O Estado de São Paulo, n. 45853, 03/05/2019. Política, p. A6

 

Moro evita isentar quem atira contra invasores

Breno Pires

03/05/2019

 

 

Para ministro, é ‘prematuro’ discutir perdão a produtores rurais, como quer Bolsonaro

Coletiva. O ministro da Justiça, Sérgio Moro, participou de entrevista para tratar de ações da Polícia Rodoviária Federal

Promessa de campanha reiterada nesta semana pelo presidente Jair Bolsonaro a representantes do agronegócio, a isenção da punição a produtores rurais que atirarem contra invasores de terra ainda precisa ser mais discutida pelo governo, de acordo com o ministro da Justiça e Segurança Pública, Sérgio Moro. A questão é o mais recente ponto de descompasso entre presidente e ministro.

“É prematuro discutir essas questões sem que nós tenhamos ela ainda como uma política pública absolutamente delimitada”, disse Moro, sem esconder o desconforto com o assunto. “Existem políticas públicas que são formuladas dentro do governo, com interação das diversas pastas envolvidas, do Ministério da Justiça e Segurança Pública quando há essa pertinência temática, e essas políticas públicas são gestionadas, discutidas, há idas e vindas, avanços e recuos”, afirmou.

O comentário de Moro, que não quis se aprofundar no tema, foi feito durante uma entrevista coletiva à imprensa marcada para tratar de ações da Polícia Rodoviária Federal (PRF). O ministro não informou, por exemplo, se o presidente já pediu um parecer jurídico ou a própria elaboração da proposta de um projeto de lei.
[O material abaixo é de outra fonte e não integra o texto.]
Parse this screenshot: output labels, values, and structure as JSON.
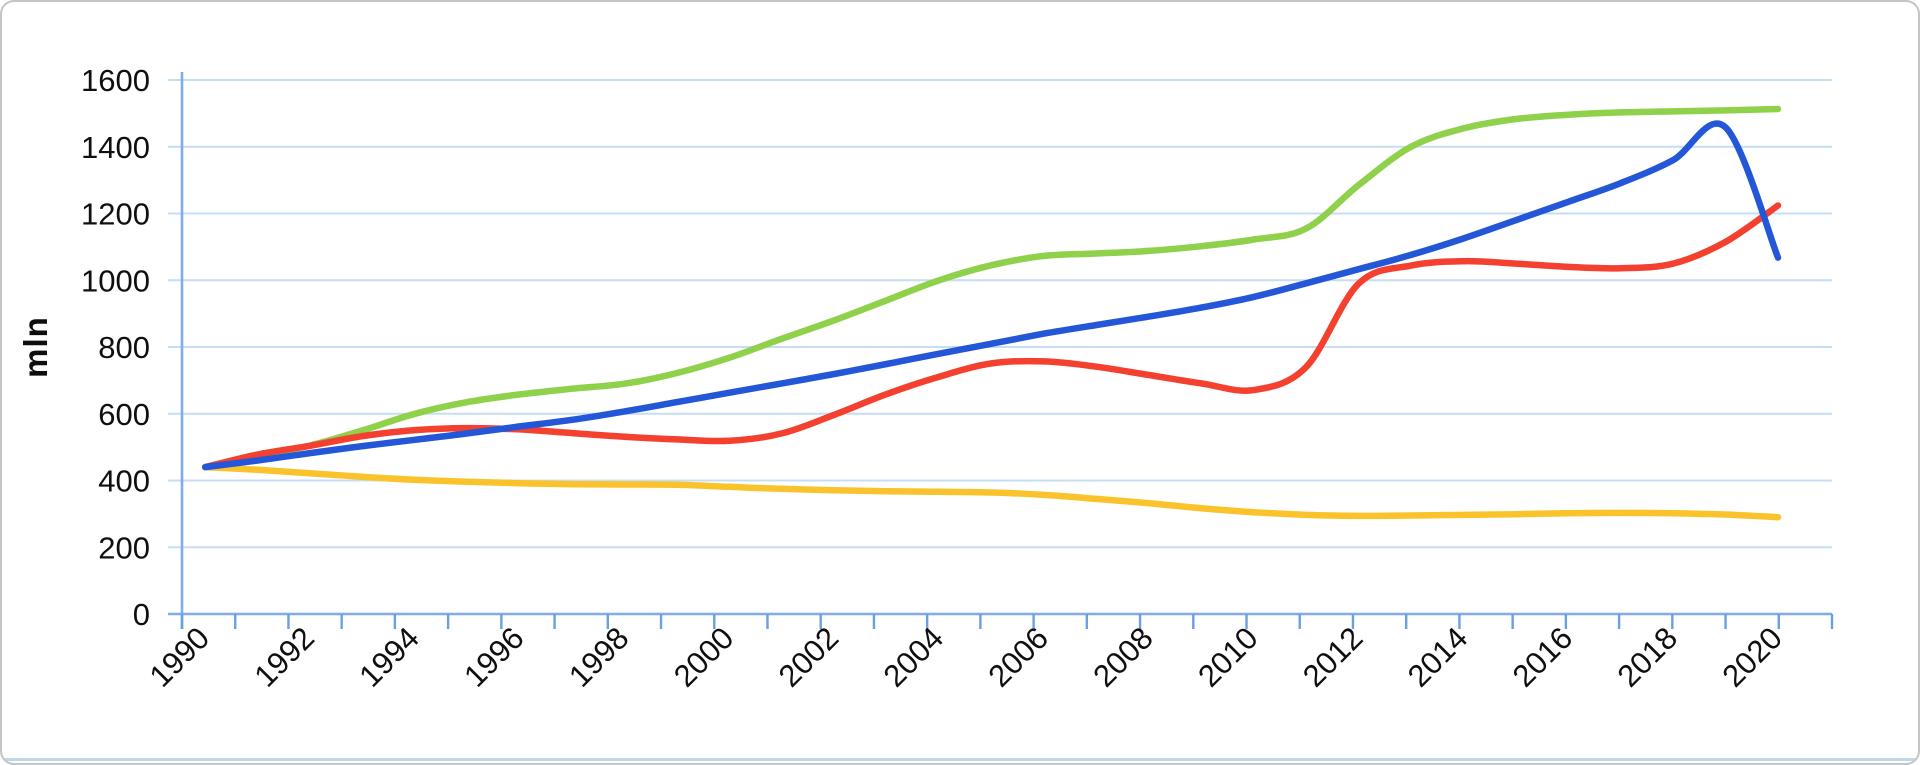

Segundo um auxiliar de Moro ouvido pelo Estado, até ontem nenhum documento havia chegado ao ministério relacionado à isenção de punição para proprietários rurais que atirarem em invasores de terras. Os dois, porém, já tinham conversado sobre o tema.

Anteontem, Moro disse que a discussão sobre esse assunto era “prematura”. “Antes de ter no papel exatamente o que vai se propor, quais são os limites do que vai se propor e tal, é muito prematura essa discussão”, disse, durante entrevista à rádio Jovem Pan. “Eu, sinceramente, não me sinto confortável em discutir esses assuntos. São questões que eu ainda tenho que falar com o presidente, ouvi-lo, discutirmos e colocar algo sólido no papel.”

A promessa de Bolsonaro, feita ainda quando ele era candidato à Presidência, foi reforçada na segunda-feira passada, em um dos mais importantes eventos do agronegócio do País. “Vai dar o que falar”, reconheceu Bolsonaro, durante o discurso de abertura da Agrishow, em Ribeirão Preto (SP), ao afirmar que encaminharia projeto de lei para ajudar a combater a violência no campo. “A propriedade privada é sagrada e ponto final”, declarou no evento.

Em seguida, detalhou a proposta. “É fazer com que, ao defender a sua propriedade privada ou a sua vida, o cidadão de bem entre no excludente de ilicitude, ou seja, ele responde, mas não tem punição. É a forma que nós temos que proceder para que o outro lado, que teima em desrespeitar a lei, tema vocês, tema o cidadão de bem, e não o contrário”, disse.

Diálogo. Sempre que um decreto ou uma alteração legislativa pretendida pelo governo afeta a área de trabalho de um ministério, o normal é que essa pasta seja ouvida e se manifeste sobre a legalidade das propostas.

Foi feito assim, por exemplo, no decreto que facilitou as regras para obtenção de posse de armas – o Ministério da Justiça e Segurança Pública foi ouvido. Na ocasião, Moro propôs um limite de duas armas de fogo por pessoa. Bolsonaro, no entanto, ampliou para quatro.

DESENCONTROS

• Excludente de ilicitude

Na mesma semana em que o presidente Jair Bolsonaro anunciou na maior feira de agronegócio do Brasil, a Agrishow, que pode isentar produtores rurais que atirarem contra invasores, o ministro da Justiça e Segurança Pública, Sérgio Moro, disse que ainda “era prematuro” discutir essa questão.

• ‘Desconvite’ a Ilona Szabó

A cientista política Ilona Szabó, que dirige o Instituto Igarapé, especializado em estudos sobre segurança pública, foi convidada por Moro para integrar, como suplente, o Conselho Nacional de Política Criminal e Penitenciária. Após protestos da base de Bolsonaro nas redes sociais, a cientista foi desconvidada.

• Mudança do Coaf

Moro tem reiterado publicamente o desejo de que o Conselho de Controle de Atividades Financeiras (Coaf) permaneça no Ministério da Justiça. As declarações vêm após Bolsonaro afirmar que não se opunha a retirar o Coaf de Moro e deixá-lo com o ministro Paulo Guedes, da Economia, para obter apoio no Congresso.